This fall will be a good time to be an arts patron in Pittsburgh.
For eight weeks starting in September, the Pittsburgh International Festival of Firsts will host some 30 artists and companies from 20 countries, each presenting a show or exhibit that’s a premiere for the U.S., North America or the world.
This will be the fourth Festival of Firsts presented by the Pittsburgh Cultural Trust, and the first since 2013 – the year the event made a splash with a giant rubber duck moored at the Point.
But even absent oversized toy waterfowl, organizers promised at Tuesday’s press event that the fest will be memorable.
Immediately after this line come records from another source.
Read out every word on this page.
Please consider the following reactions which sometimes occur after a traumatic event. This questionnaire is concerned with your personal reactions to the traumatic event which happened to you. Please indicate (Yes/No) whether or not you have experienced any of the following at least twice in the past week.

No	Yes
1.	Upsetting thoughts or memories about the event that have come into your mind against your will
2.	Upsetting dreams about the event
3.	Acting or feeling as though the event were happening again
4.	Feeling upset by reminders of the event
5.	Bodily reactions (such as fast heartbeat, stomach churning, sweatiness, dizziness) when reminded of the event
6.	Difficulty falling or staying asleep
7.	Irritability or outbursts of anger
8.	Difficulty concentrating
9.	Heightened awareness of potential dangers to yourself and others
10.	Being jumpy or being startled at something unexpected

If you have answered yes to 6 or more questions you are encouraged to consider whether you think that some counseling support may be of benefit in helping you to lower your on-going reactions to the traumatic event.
“This year is the biggest and most diverse festival that we’ve ever brought to town,” said Scott Shiller, who produced the series for the Trust. “It actually has twice the length and three times the number of shows [as the previous Festival of Firsts.”
Shiller promised “more than 500 arts events” including theater, dance, visual arts and music.
The festival was about two years in the planning. The guest curator was a name familiar in local arts circles: Karla Boos, the founder and artistic director of Pittsburgh’s adventuresome Quantum Theatre.
“I was looking for innovators,” said Boos. “I was interested in artists in various ways who were addressing super-contemporary issues.” Though the fest doesn’t have an explicit theme, Boos said, “I was looking for hope rather than a really dark perspective. So the festival has a lot of celebration of human capabilities even if dark stories are told.”
The festival’s visual-arts curator is Murray Horne, who runs SPACE gallery and Wood Street Galleries and has been part of all four Festival of Firsts.
Artists this year will include a Nigerian sculptor; theater companies from South Africa, Chile and New Zealand; dance troupes from Haiti and China; and a music group from South Korea.
“There is something for everybody, whether it is immersive experiences at Trinity Church, to small intimate experiences with only 17 other audience members, to large scale super-spectacle productions on the Benedum Center stage with 2,400 audience members,” said Shiller.
Most events are ticketed but some will be free. All will be at Downtown venues.
Boos said some of the shows she’s most looking forward to include Karoo Moose -- No Fathers, by the South African troupe Baxter Theatre Center; In the Tunnel, by Israel’s Gesher Theater; and Joan Didion’s The White Album, by American artists Lars Jan and Early Morning Opera.
Other shows to look out for include the North American premiere of “Flying Girls,” a sculpture by Nigerian artist Peju Alatise; the U.S. premiere of Cri des Nago, by Haitian dance troupe Ayikodans; and the U.S. premiere of Tago, a musical work from South Korea.
The award for best promo photos might well go to Brazil's Deborah Colker Dance, who'll bring the U.S. premiere of Cao sem Plumas.
Local troupes are also represented, with Boos’ Quantum itself staging a new immersive theater work titled Chatterton, and Bricolage Production Company collaborating with Israeli troupe Hanut31 Theater & Gallery on a radio-style show tantalizingly titled Larger Than Life: Frankenstein & Karate Man Patrick Kim.
Boos also promised that the festival’s Sept. 21 kickoff event will be an “exciting” signature event to rival Florentijn Hofman’s giant rubber duck, a free attraction that brought people to the Point in droves.